Our History

The idea of making rainwear out of old sailcloths dates back even beyond the days of Captain Cook. The influences that created the key principles behind a Driza-Bone coat are wide and varied.

Read below for a brief history on Driza-Bone.
1855 – 1888
Emilius Le Roy knew that old sailcloth could be used to make practical rainwear & soon took this concept on-shore.
1888 – 1920
Edward Le Roy inherited his father’s business and continued as a manufacturer of canvas goods.

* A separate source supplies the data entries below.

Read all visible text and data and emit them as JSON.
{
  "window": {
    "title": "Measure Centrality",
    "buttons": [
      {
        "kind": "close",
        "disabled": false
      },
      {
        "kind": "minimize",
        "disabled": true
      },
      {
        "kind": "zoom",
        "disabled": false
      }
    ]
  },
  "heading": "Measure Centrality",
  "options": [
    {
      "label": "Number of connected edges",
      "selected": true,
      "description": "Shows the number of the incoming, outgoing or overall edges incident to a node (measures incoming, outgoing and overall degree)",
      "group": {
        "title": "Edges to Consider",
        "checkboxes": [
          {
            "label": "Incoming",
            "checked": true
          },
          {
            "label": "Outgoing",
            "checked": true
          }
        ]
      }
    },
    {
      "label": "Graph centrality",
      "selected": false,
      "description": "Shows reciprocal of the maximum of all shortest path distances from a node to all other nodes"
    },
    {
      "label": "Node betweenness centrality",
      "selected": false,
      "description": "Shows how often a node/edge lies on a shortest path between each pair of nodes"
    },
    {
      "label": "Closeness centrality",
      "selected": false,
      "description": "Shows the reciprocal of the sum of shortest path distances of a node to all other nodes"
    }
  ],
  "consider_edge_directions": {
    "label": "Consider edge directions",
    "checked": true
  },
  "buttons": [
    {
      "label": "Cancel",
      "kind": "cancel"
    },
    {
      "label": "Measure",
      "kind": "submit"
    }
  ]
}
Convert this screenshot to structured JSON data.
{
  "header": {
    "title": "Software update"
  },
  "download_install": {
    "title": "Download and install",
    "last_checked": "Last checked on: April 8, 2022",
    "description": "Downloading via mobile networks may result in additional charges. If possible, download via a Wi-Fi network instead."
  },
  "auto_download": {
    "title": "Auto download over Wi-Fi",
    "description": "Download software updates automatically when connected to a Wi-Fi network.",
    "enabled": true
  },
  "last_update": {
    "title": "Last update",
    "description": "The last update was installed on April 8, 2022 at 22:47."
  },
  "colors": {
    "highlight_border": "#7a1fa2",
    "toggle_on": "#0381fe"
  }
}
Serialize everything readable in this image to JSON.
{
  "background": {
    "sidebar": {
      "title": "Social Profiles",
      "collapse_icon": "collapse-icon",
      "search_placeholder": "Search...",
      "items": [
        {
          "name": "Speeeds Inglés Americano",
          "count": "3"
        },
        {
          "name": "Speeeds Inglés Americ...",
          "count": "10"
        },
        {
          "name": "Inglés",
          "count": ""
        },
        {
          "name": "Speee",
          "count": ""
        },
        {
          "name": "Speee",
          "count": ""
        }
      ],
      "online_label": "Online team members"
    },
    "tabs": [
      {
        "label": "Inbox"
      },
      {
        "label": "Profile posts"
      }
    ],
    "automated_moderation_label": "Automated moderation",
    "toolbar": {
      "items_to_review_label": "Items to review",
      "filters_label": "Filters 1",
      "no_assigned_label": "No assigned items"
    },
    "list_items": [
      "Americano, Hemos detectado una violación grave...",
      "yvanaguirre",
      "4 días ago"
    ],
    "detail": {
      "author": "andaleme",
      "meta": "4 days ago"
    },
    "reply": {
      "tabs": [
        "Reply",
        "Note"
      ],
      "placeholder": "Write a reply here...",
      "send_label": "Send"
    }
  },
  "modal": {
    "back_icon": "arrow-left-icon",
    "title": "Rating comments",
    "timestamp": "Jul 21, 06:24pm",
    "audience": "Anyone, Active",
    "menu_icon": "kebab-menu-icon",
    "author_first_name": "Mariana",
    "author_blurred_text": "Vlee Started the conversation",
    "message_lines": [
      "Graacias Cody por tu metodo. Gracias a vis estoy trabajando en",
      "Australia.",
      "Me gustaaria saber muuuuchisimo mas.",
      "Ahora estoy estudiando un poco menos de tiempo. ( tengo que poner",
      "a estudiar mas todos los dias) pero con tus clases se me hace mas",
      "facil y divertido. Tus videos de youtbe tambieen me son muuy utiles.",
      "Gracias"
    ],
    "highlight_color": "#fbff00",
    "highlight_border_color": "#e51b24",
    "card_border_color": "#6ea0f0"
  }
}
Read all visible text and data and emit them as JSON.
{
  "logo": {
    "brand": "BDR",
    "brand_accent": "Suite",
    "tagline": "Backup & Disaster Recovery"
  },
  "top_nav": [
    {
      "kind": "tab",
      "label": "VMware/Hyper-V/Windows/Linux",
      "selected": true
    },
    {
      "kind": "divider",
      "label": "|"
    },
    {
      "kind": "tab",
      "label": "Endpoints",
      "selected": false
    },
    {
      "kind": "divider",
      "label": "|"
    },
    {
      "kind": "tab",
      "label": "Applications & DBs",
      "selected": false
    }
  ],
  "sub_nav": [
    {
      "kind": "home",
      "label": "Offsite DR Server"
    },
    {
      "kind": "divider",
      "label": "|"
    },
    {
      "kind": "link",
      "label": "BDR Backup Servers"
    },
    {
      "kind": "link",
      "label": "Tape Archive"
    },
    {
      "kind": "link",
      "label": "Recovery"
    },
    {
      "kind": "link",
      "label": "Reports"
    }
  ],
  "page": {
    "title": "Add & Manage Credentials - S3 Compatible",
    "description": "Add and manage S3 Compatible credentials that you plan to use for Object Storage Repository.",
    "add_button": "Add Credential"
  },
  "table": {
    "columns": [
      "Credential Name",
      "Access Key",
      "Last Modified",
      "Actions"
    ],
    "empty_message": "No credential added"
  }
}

He supplied his ‘Roylette’ coat to T E’s shop until T E decided to manufacture in Australia.
1920 – 1933
When Thomas Pearson (T E) realised the demand for the coat was constant among the bush folk, he began to manufacture the oilskin rainwear in Sydney.
1933 – 1945
Don Pickup adopted the name, Driza-Bone. Don’s innovations lay the basis for the ‘classic’ Driza-Bone coat and injected a sense of enthusiasm for the product.
1945 – 1972
Gordan Harman brought back some of the classic design elements and sustained the company for 25 years. He purchased it from his mother-in-law Ivy Pickup and her father T E Pearson.
1974 - 1989
In 1974 Driza-Bone was revived with a relaunch of 32 styles, as well as new production techniques which positioned the brand internationally. In the ’80s our Driza-Bone products led the field and people started talking about the land Down-Under with pride. The ‘Man From Snowy River’ broke attendance records around the world (of which we supplied 19 coats for that film) and in 1977 Prince Charles visited all states in Australia for the Jubilee Year and purchased himself two Driza-Bone Coats.
1989 – until now
The last 30 years, Australian stockmen, farmers, Olympic teams, sailors, adventurers and urban city folk have been believers in the Driza-Bone. We have since adopted the name of the national costume, as Australian as the Burberry Trench Coat is English.